Sandbakken Erik Thorvaldsen, Høyer Erling, Witsø Eivind, Søgaard Caroline Krogh, Díez-Sánchez Alberto, Hoang Linh, Wik Tina Strømdal, Bergh Kåre
Department of Orthopedic Surgery, St. Olavs Hospital, Olav Kyrres Gate 13, 7030, Trondheim, Norway.
Department of Neuromedicine and Movement Science, NTNU, Olav Kyrres Gate 13, 7030, Trondheim, Norway.
J Orthop Surg Res. 2024 Dec 4;19(1):820. doi: 10.1186/s13018-024-05309-3.
In diagnosing chronic orthopedic implant infections culture of sonicate represents a supplement to tissue cultures. However, the extent to which biofilm forms on implant surfaces and the degree of dislodgement of bacteria by sonication remains unclear. In this in vivo study using a low bacterial inoculum, we aimed to determine whether a variable effect of sonication could be observed in a standardized in vivo model.

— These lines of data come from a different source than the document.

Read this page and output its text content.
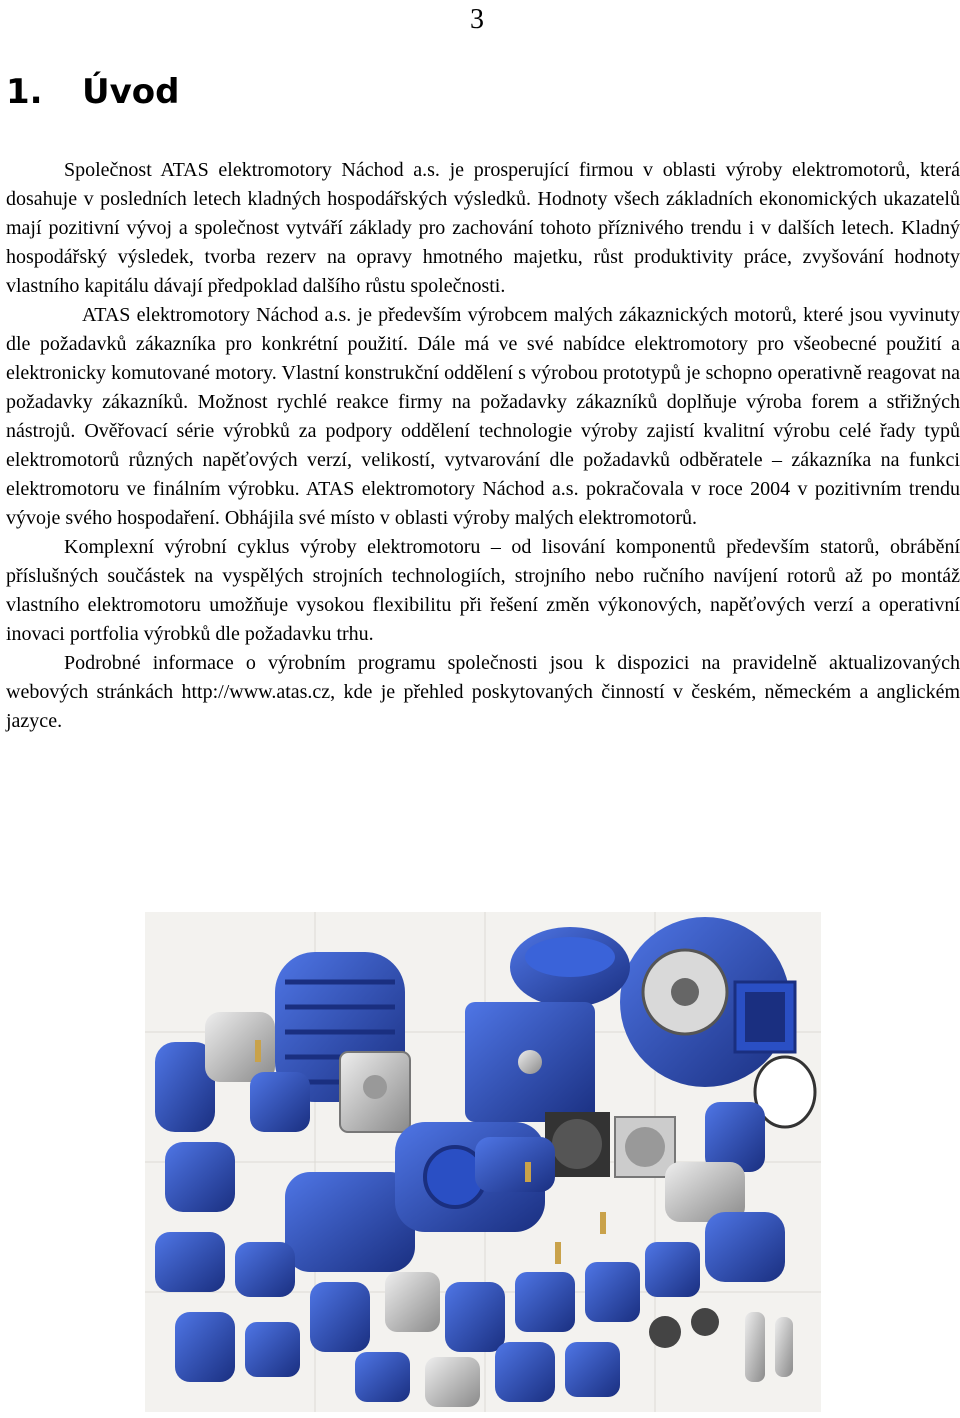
3
1. Úvod

Společnost ATAS elektromotory Náchod a.s. je prosperující firmou v oblasti výroby elektromotorů, která dosahuje v posledních letech kladných hospodářských výsledků. Hodnoty všech základních ekonomických ukazatelů mají pozitivní vývoj a společnost vytváří základy pro zachování tohoto příznivého trendu i v dalších letech. Kladný hospodářský výsledek, tvorba rezerv na opravy hmotného majetku, růst produktivity práce, zvyšování hodnoty vlastního kapitálu dávají předpoklad dalšího růstu společnosti.

ATAS elektromotory Náchod a.s. je především výrobcem malých zákaznických motorů, které jsou vyvinuty dle požadavků zákazníka pro konkrétní použití. Dále má ve své nabídce elektromotory pro všeobecné použití a elektronicky komutované motory. Vlastní konstrukční oddělení s výrobou prototypů je schopno operativně reagovat na požadavky zákazníků. Možnost rychlé reakce firmy na požadavky zákazníků doplňuje výroba forem a střižných nástrojů. Ověřovací série výrobků za podpory oddělení technologie výroby zajistí kvalitní výrobu celé řady typů elektromotorů různých napěťových verzí, velikostí, vytvarování dle požadavků odběratele – zákazníka na funkci elektromotoru ve finálním výrobku. ATAS elektromotory Náchod a.s. pokračovala v roce 2004 v pozitivním trendu vývoje svého hospodaření. Obhájila své místo v oblasti výroby malých elektromotorů.

Komplexní výrobní cyklus výroby elektromotoru – od lisování komponentů především statorů, obrábění příslušných součástek na vyspělých strojních technologiích, strojního nebo ručního navíjení rotorů až po montáž vlastního elektromotoru umožňuje vysokou flexibilitu při řešení změn výkonových, napěťových verzí a operativní inovaci portfolia výrobků dle požadavku trhu.

Podrobné informace o výrobním programu společnosti jsou k dispozici na pravidelně aktualizovaných webových stránkách http://www.atas.cz, kde je přehled poskytovaných činností v českém, německém a anglickém jazyce.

Seven Wistar rats underwent surgery with intramuscular implantation of two bone xenograft implants, each containing two steel plates. The grafts were inoculated with approximately 500 colony forming units (CFU) of Staphylococcus epidermidis ATCC 35984. After 20 days the rats were sacrificed, and the steel plates were removed from the bone grafts. Epifluorescence microscopy and scanning electron microscopy (SEM) were used to visualize biofilm formation and dislodgement on the plate surfaces. In addition to cultures of sonicate, a quantitative S. epidermidis specific PCR was developed for enumeration of bacteria.

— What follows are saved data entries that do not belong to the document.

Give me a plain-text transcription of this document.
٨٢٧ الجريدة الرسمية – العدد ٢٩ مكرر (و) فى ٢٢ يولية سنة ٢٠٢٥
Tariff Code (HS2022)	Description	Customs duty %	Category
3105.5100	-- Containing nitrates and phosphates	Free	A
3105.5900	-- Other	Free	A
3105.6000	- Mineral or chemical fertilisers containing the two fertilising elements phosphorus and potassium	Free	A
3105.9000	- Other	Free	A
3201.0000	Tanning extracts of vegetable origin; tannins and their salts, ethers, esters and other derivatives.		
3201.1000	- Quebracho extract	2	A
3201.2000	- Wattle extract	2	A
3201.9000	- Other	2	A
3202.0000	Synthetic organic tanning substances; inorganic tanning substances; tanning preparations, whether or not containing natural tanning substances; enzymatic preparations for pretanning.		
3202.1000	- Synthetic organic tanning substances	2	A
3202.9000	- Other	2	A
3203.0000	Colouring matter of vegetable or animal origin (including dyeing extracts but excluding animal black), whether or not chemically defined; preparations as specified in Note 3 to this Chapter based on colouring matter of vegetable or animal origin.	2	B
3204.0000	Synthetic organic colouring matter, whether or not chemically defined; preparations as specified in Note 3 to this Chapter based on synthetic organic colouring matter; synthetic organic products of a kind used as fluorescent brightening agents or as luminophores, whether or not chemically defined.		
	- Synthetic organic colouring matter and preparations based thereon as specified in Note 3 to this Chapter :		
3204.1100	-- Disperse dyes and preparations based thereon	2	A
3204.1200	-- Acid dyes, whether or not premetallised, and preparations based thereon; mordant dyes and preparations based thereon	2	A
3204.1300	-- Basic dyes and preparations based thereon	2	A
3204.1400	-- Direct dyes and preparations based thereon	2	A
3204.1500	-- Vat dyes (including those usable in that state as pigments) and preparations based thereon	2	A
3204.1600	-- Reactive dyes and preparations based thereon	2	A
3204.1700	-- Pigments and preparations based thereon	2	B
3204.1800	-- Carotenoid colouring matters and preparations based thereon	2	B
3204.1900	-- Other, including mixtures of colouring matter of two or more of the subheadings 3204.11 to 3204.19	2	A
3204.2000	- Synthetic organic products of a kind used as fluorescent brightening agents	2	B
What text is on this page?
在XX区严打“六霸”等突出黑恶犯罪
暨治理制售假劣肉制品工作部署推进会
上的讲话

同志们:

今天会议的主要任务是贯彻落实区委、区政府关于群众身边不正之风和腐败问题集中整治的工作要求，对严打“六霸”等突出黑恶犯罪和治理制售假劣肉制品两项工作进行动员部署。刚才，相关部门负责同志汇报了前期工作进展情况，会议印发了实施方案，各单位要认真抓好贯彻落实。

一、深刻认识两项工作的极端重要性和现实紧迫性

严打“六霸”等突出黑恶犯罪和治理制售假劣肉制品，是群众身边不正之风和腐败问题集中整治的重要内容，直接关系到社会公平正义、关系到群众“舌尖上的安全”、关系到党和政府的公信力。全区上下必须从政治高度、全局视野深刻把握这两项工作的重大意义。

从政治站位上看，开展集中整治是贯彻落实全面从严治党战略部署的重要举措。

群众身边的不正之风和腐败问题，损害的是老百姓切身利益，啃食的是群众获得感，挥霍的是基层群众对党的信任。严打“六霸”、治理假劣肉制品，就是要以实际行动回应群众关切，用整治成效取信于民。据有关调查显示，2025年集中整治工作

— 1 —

A chronic, low-grade implant infection was successfully established, with all animals remaining in good health. All infected bone graft implants yielded abundant growth of S. epidermidis, with a median of 3.25 (1.6-4.6) × 10⁷ CFU per/graft. We were unable to distinguish infected plates from negative controls using epifluorescence microscopy. On infected plates small colonies of staphylococci were identified by SEM. The number of bacteria detected in the sonicate was low with 500 (100-2400) CFU/plate and 475 (140-1821) copies/plate by qPCR. The difference in area covered by fluorescent material before and after sonication was 10.1 (5.7-12.3) %, p = 0.018.

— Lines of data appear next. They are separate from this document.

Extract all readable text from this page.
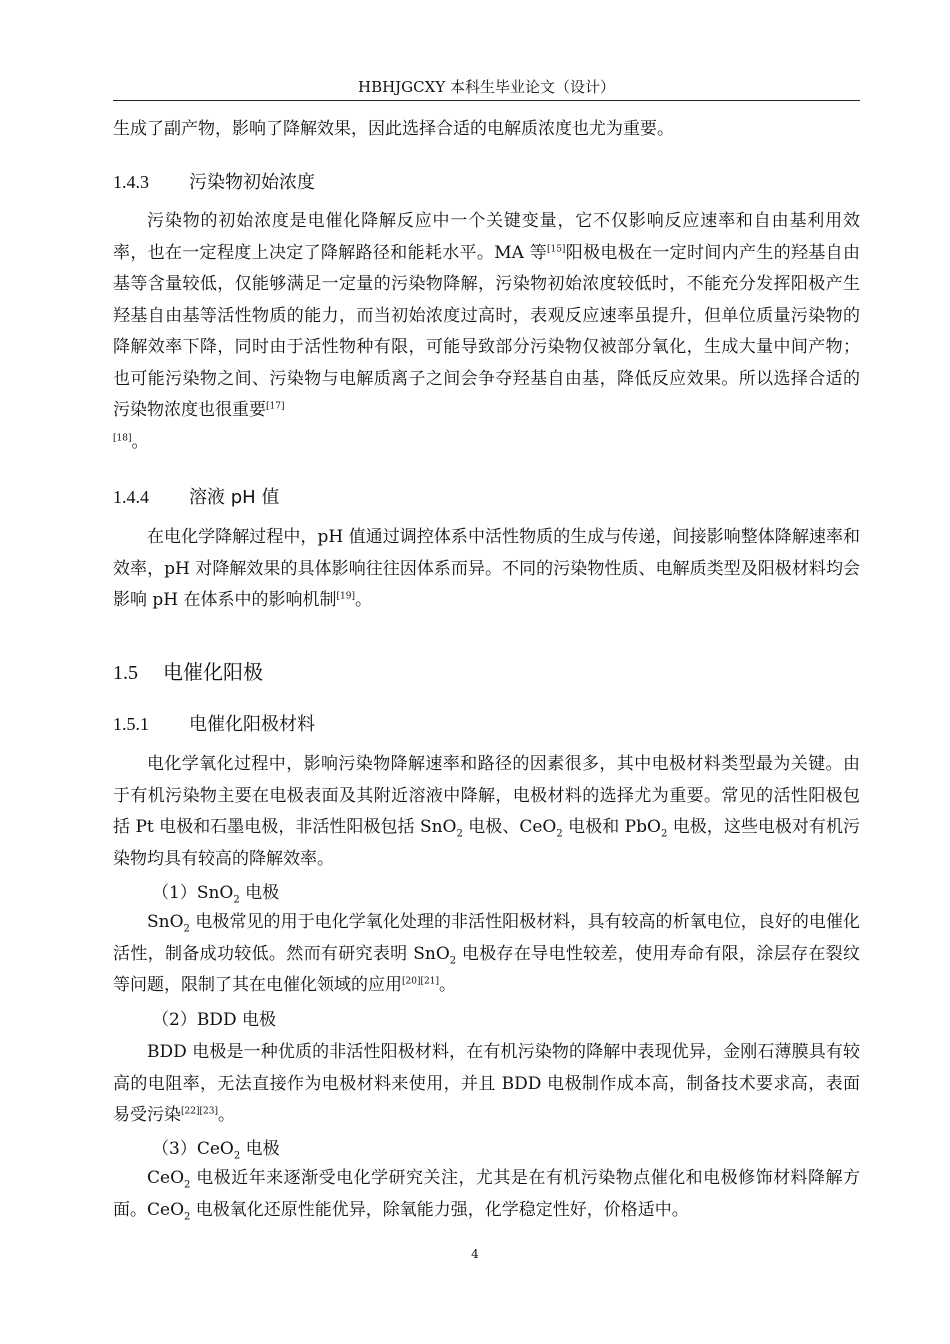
HBHJGCXY 本科生毕业论文（设计）
生成了副产物，影响了降解效果，因此选择合适的电解质浓度也尤为重要。
1.4.3 污染物初始浓度
污染物的初始浓度是电催化降解反应中一个关键变量，它不仅影响反应速率和自由基利用效率，也在一定程度上决定了降解路径和能耗水平。MA 等[15]阳极电极在一定时间内产生的羟基自由基等含量较低，仅能够满足一定量的污染物降解，污染物初始浓度较低时，不能充分发挥阳极产生羟基自由基等活性物质的能力，而当初始浓度过高时，表观反应速率虽提升，但单位质量污染物的降解效率下降，同时由于活性物种有限，可能导致部分污染物仅被部分氧化，生成大量中间产物；也可能污染物之间、污染物与电解质离子之间会争夺羟基自由基，降低反应效果。所以选择合适的污染物浓度也很重要[17]
[18]。
1.4.4 溶液 pH 值
在电化学降解过程中，pH 值通过调控体系中活性物质的生成与传递，间接影响整体降解速率和效率，pH 对降解效果的具体影响往往因体系而异。不同的污染物性质、电解质类型及阳极材料均会影响 pH 在体系中的影响机制[19]。
1.5 电催化阳极
1.5.1 电催化阳极材料
电化学氧化过程中，影响污染物降解速率和路径的因素很多，其中电极材料类型最为关键。由于有机污染物主要在电极表面及其附近溶液中降解，电极材料的选择尤为重要。常见的活性阳极包括 Pt 电极和石墨电极，非活性阳极包括 SnO$_2$ 电极、CeO$_2$ 电极和 PbO$_2$ 电极，这些电极对有机污染物均具有较高的降解效率。
（1）SnO$_2$ 电极
SnO$_2$ 电极常见的用于电化学氧化处理的非活性阳极材料，具有较高的析氧电位，良好的电催化活性，制备成功较低。然而有研究表明 SnO$_2$ 电极存在导电性较差，使用寿命有限，涂层存在裂纹等问题，限制了其在电催化领域的应用[20][21]。
（2）BDD 电极
BDD 电极是一种优质的非活性阳极材料，在有机污染物的降解中表现优异，金刚石薄膜具有较高的电阻率，无法直接作为电极材料来使用，并且 BDD 电极制作成本高，制备技术要求高，表面易受污染[22][23]。
（3）CeO$_2$ 电极
CeO$_2$ 电极近年来逐渐受电化学研究关注，尤其是在有机污染物点催化和电极修饰材料降解方面。CeO$_2$ 电极氧化还原性能优异，除氧能力强，化学稳定性好，价格适中。
4
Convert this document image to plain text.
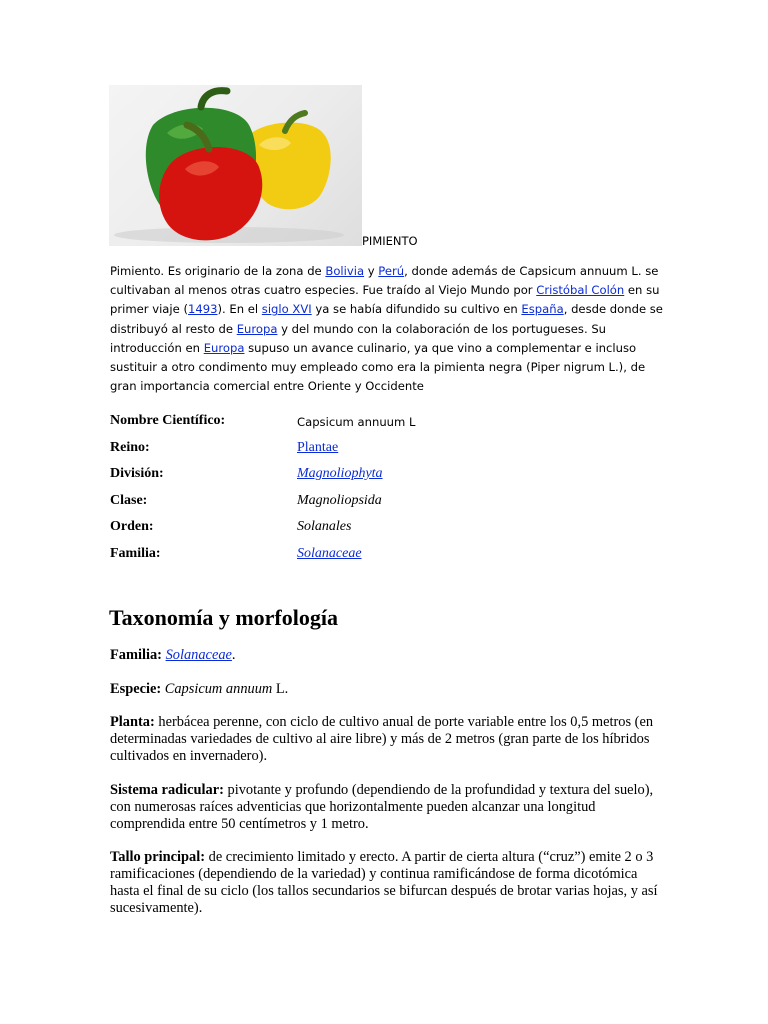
PIMIENTO

Pimiento. Es originario de la zona de Bolivia y Perú, donde además de Capsicum annuum L. se cultivaban al menos otras cuatro especies. Fue traído al Viejo Mundo por Cristóbal Colón en su primer viaje (1493). En el siglo XVI ya se había difundido su cultivo en España, desde donde se distribuyó al resto de Europa y del mundo con la colaboración de los portugueses. Su introducción en Europa supuso un avance culinario, ya que vino a complementar e incluso sustituir a otro condimento muy empleado como era la pimienta negra (Piper nigrum L.), de gran importancia comercial entre Oriente y Occidente

Nombre Científico:	Capsicum annuum L
Reino:	Plantae
División:	Magnoliophyta
Clase:	Magnoliopsida
Orden:	Solanales
Familia:	Solanaceae
Taxonomía y morfología

Familia: Solanaceae.

Especie: Capsicum annuum L.

Planta: herbácea perenne, con ciclo de cultivo anual de porte variable entre los 0,5 metros (en determinadas variedades de cultivo al aire libre) y más de 2 metros (gran parte de los híbridos cultivados en invernadero).

Sistema radicular: pivotante y profundo (dependiendo de la profundidad y textura del suelo), con numerosas raíces adventicias que horizontalmente pueden alcanzar una longitud comprendida entre 50 centímetros y 1 metro.

Tallo principal: de crecimiento limitado y erecto. A partir de cierta altura (“cruz”) emite 2 o 3 ramificaciones (dependiendo de la variedad) y continua ramificándose de forma dicotómica hasta el final de su ciclo (los tallos secundarios se bifurcan después de brotar varias hojas, y así sucesivamente).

Despite the pronounced infection in the surrounding tissue, only few bacteria were detected on the surface of the steel implants. This is evident from the minimal findings by SEM before sonication, as well as the very low CFU counts and DNA copies in the sonicate. Sonication did not show variable effectiveness, indicating it is a valuable addition to, but not a replacement for biopsy cultures in cases of implant-associated infections with low-virulence microorganisms.
在诊断慢性骨科植入物感染时,超声处理后的培养物是组织培养的一种补充。然而,生物膜在植入物表面形成的程度以及超声处理对细菌的去除程度仍不清楚。在这项使用低细菌接种量的体内研究中,我们旨在确定在标准化的体内模型中是否能观察到超声处理的可变效应。
七只Wistar大鼠接受手术,肌肉内植入两个骨异种移植植入物,每个植入物包含两块钢板。将约500个表皮葡萄球菌ATCC 35984菌落形成单位(CFU)接种到移植物上。20天后处死大鼠,从骨移植物中取出钢板。使用落射荧光显微镜和扫描电子显微镜(SEM)观察钢板表面生物膜的形成和去除情况。除了超声处理后的培养物,还开发了一种定量的表皮葡萄球菌特异性PCR用于细菌计数。
成功建立了慢性、低度植入物感染,所有动物健康状况良好。所有感染的骨移植植入物均有大量表皮葡萄球菌生长,每块移植物的中位数为3.25(1.6 - 4.6)×10⁷CFU。使用落射荧光显微镜,我们无法区分感染的钢板和阴性对照。通过SEM在感染的钢板上鉴定出小的葡萄球菌菌落。超声处理后的培养物中检测到的细菌数量较少,通过qPCR检测为每块钢板500(100 - 2400)CFU和475(140 - 1821)拷贝。超声处理前后荧光物质覆盖面积的差异为10.1(5.7 - 12.3)%,p = 0.018。
尽管周围组织存在明显感染,但在钢植入物表面仅检测到少量细菌。这从超声处理前SEM的微小发现以及超声处理后的培养物中极低的CFU计数和DNA拷贝数可以明显看出。超声处理没有显示出可变的有效性,表明在低毒力微生物引起的植入物相关感染病例中,它是活检培养的有价值补充,但不能替代活检培养。